Women’s rights issues not high on the agenda
Women’s rights issues hardly featured on the campaign platforms of most women candidates. One exception however, was Yemisi Ransome-Kuti whom Ajao interviewed in the run-up to the elections. According to Ajao, Ransome-Kuti has been an ardent and long-time champion of the Millennium Development Goals (MDGs) and has implemented many women’s rights programmes. But despite this strong track record, she did not retain her seat. “She lost her post to the wife of the ex- governor of Lagos State, Ms. Remi Tinubu and I have not heard her talk about her plans for the promotion of women’s rights,” says Ajao. She stresses the need for women’s rights organizations to work with women political leaders and encourage them to promote women’s rights. She adds that they tend to shy away from the issues, and sometimes even work to the detriment of women’s rights. For example, in 2008 it was a woman member of lower assembly that introduced the infamous “Indecent Dressing” Bill to restrict the kind of clothing that could be worn in public. The Bill, if passed, would have violated human and women’s rights.
Although most women candidates did not make any election promises concerning women’s rights, some political parties addressed the issue of representation of women. In some states, Akiyode’s organization, WARDC, got some parties to sign a pact committing them to increase appointive positions. The incumbent People’s Democratic Party (PDP) – which went on to win the elections- promised to honour the 35% quota, while the Action Congress of Nigeria committed to make increments.
Despite making some inroads, women’s organizations and movements continue to face great challenges in holding the government and political parties accountable. The government has done little to fulfil national, regional and international commitments to increase women’s political participation both as voters and decision-makers. The volatile political situation and deeply held prejudices against women’s leadership continue to work against them. Akiyode says that Nigeria should learn from the experiences of Rwanda and Uganda, two other African countries that have successfully increased women’s representation through either adopting a proportional representation electoral system, which is more conducive to increasing women’s representation in political decision-making, and/ or reserving seats for women in the legislature. She stresses that there is need for comprehensive constitutional reform, because women’s political exclusion does not occur in isolation; it is connected to other forms of legal and social exclusion.

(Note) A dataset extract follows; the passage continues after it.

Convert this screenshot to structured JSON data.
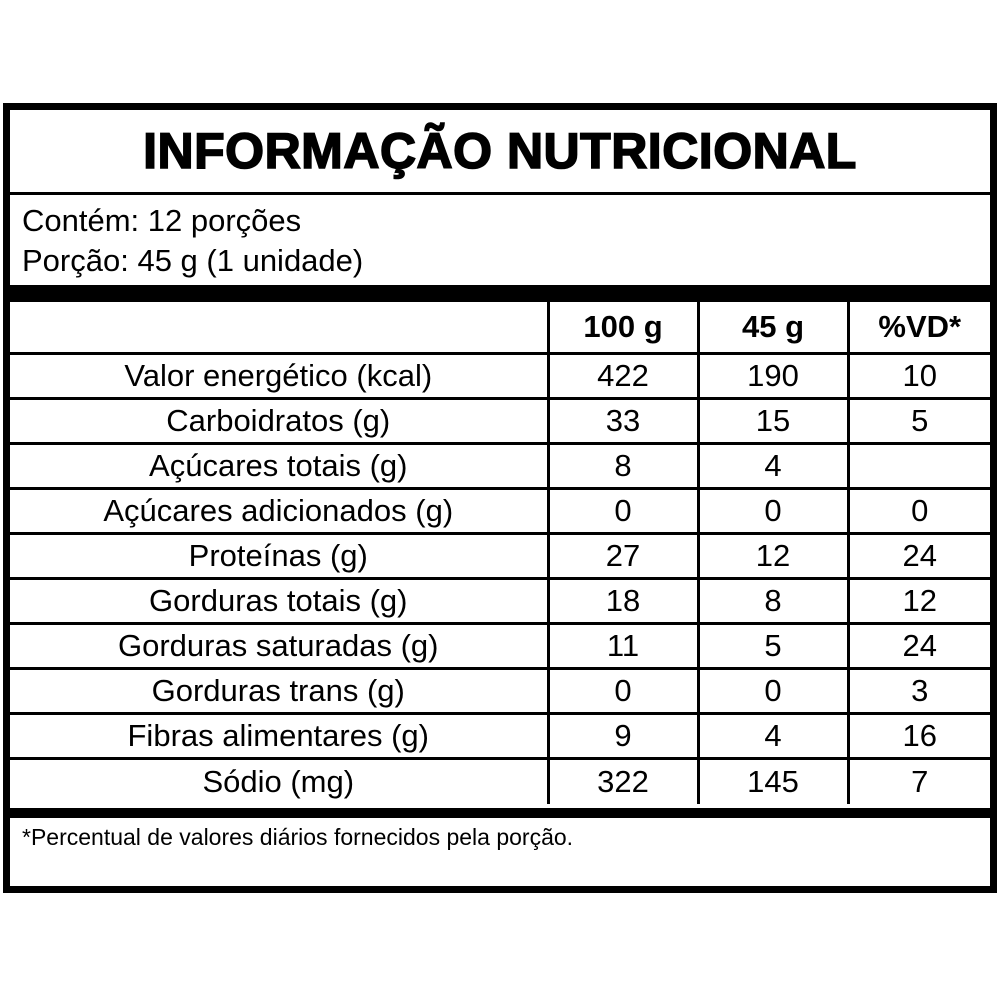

There are several lessons to be learned from the 2011 elections. Both Ajao and Akiyode emphasize that women candidates, and women’s organizations and movements need to begin working now to ensure better performances in future elections. Women candidates need to declare their intentions to stand early and begin to fundraise well in advance of the elections. Women’s rights organizations need to sustain their advocacy work in post-election years.
Ajao sees the recent elections as a mirror that allows for a critical assessment of the reasons why there are so few women in power and provides an opportunity to address the situation.
 Interview with AWID, April 2011.
 Interview with AWID, April 2011.
 Political patronage by powerful men.